Citizens who trust Ramaphosa willing to sacrifice human rights to curb Covid-19 spread, survey finds

President Cyril Ramaphosa.
President Cyril Ramaphosa.
GCIS
  • Some people are willing to sacrifice rights for the greater good, according to a study by the University of Johannesburg in collaboration with the Human Sciences Research Council.
  • The survey has found those who trust President Cyril Ramaphosa are more willing to sacrifice than those with no trust in him. 
  • As the support for the sale of alcohol and tobacco during the lockdown grew, people became unwilling to sacrifice their human rights.

South Africans, who have trust in President Cyril Ramaphosa, are more likely to sacrifice their human rights in order to curb the spread of the coronavirus in the country.

This according to a survey by the University of Johannesburg's (UJ) Centre for Social Change and Human Sciences Research Council's (HSRC) Developmental, Capable and Ethical State (DCES) division.

The survey was conducted online among adult South Africans on their views about the social and economic impact of the lockdown caused by the pandemic. 

The Covid-19 Democracy Survey found some people were willing to sacrifice a portion of their human rights during the lockdown. 

It was based on 12 312 completed questionnaires, with findings weighted to match Statistics South Africa data on race, education and age. 

Presenting the findings on the Paradox of Human Rights during a pandemic on Thursday during a Webinar on Zoom, the HSRC's divisional director, Professor Narnia Bohler-Muller, said there was a lot of empathy and self-interest on the question of sacrificing human rights. 

From the 12 212 respondents weighted to the population of the country, 66% agreed to sacrificing their rights and 8% were undecided, while 26% were not willing to do so. 

The survey was conducted in three phases - the first from 13 to 18 April, the second from 18 to 27 April and the third from 27 April to 4 May. 

According to the data, 80% of those questioned indicated they had trust in Ramaphosa during phase one of the survey and by phase three, 79% had trust in him. 

Thirty-four percent had no trust in the president during phase one of the survey, and 44% and 52% in phases two and three, respectively. 

Bohler-Muller said responses on sacrificing rights were relatively stable in all the phases, with the average of those agreeing being 66% in all phases while 8% disagreed. 

In phase one, which was during Level 5 of the lockdown, 68% had agreed to sacrificing their human rights and phase three, which was conducted at the end of Level 5 and beginning of 4, 63% were willing to do so.

Men were much more reluctant to sacrifice their human rights, while women were not, according to the data. The youth were also less willing. 

"Most importantly, the older people within our society [aged 55+], the drop has been drastic, from 80% [agreeing] in the first phase, to 51% in the third phase. So males and the elderly have begun to feel less willing to sacrifice their human rights," she added. 

Bohler-Muller said data also showed the white population had lost faith and were less likely to "unconditionally support" the lockdown and sacrifice human rights. 

Coloured adults were on average more willing to sacrifice their human rights than black adults. 

The more educated people were, the more likely they were willing to sacrifice their rights, but that dropped in the third phase of the survey. 

Trusting in the police and army

Bohler-Muller said the drop in willingness to sacrifice their rights came from people employed in casual or piece-meal jobs, which included those who were self-employed. 

Students were more willing to sacrifice their rights to curb the spread of the virus. 

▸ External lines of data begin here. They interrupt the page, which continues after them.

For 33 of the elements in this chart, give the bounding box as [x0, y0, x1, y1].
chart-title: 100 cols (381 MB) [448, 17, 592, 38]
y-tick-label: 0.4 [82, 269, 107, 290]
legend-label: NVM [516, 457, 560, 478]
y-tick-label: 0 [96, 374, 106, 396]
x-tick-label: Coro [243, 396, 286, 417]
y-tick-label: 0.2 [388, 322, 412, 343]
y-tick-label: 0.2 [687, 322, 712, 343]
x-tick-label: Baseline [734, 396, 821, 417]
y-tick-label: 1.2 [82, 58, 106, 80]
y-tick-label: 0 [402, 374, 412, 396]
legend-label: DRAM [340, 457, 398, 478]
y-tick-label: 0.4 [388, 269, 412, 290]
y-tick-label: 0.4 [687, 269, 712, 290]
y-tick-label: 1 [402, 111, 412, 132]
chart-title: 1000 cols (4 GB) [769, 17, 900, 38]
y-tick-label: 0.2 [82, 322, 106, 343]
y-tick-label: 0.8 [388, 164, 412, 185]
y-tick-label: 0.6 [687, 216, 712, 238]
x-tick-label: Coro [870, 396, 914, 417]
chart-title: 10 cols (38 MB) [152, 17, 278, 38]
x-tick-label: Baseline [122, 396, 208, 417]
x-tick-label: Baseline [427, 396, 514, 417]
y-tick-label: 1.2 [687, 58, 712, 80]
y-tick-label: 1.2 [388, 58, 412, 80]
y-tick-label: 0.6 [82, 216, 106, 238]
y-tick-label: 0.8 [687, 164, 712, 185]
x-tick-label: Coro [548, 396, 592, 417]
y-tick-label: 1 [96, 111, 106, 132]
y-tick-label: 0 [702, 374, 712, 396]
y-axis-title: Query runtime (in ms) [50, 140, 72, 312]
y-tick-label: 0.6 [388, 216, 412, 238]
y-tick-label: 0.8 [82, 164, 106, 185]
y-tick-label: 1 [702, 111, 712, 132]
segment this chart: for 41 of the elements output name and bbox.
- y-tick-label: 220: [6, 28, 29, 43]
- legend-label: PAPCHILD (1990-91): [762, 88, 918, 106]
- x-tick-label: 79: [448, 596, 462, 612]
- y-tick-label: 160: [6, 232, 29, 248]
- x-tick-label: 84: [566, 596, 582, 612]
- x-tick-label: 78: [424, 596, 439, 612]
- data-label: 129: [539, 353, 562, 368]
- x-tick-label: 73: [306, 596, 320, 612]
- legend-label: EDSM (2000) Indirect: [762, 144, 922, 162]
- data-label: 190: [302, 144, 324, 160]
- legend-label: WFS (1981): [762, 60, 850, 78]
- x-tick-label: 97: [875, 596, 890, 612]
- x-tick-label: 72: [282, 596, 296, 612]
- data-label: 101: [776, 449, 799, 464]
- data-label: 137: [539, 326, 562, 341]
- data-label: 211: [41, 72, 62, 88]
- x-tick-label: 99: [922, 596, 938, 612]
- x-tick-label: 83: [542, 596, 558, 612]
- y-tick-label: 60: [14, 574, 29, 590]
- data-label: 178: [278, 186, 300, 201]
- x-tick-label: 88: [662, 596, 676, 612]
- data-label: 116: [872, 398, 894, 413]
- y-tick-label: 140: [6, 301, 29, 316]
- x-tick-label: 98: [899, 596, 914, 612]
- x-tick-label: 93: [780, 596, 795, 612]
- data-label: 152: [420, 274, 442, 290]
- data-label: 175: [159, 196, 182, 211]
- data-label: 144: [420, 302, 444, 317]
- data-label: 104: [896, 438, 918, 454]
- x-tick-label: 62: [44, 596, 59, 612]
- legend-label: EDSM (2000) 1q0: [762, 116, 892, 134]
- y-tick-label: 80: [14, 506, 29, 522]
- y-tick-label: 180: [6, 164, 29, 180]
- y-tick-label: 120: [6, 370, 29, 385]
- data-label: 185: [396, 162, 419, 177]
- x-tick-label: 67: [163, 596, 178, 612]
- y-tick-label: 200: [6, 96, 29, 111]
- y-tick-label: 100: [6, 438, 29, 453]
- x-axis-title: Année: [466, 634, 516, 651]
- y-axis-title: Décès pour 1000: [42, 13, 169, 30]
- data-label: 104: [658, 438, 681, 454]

She added the results did not mean there was trust in the government because the survey focused on Ramaphosa as president. 

"Trust in the police was approximately around 50% across the three phases, and of those who trust the police, a large number are willing to sacrifice their rights." 

By phase three of the survey, 86% indicated they trust the police, even though there had been reports of violence.

Bohler-Muller said it was interesting to note people in informal settlements were more trusting of the police. 

The army was trusted more than the police, according to the data. 

Alcohol and tobacco sales

She added the more scared or afraid people were, the more willingness they showed to sacrifice their human rights, while it was a different story for those who were angry. 

Bohler-Muller said on the question regarding liquor and tobacco sales, the survey found support for the sale of these products decreased people's willingness to sacrifice their rights. 

"As support for tobacco and alcohol sales increases, people become less willing to sacrifice their rights and obviously more insistent on exercising their freedoms," she added.

According to the data, those who smoked were more dissatisfied than those who drank alcohol. 

"So, human rights are a paradox. They can be seen as a symbol for liberalism, capitalism and individualism by some, those who don't want to sacrifice their freedoms or rights at all for anyone and some would be looking at social justice, peace and development and therefore be willing to sacrifice for the greater good.  

"The ideological power of human rights lies in the oscillation between law and order and the desire for a better world," Bohler-Muller said.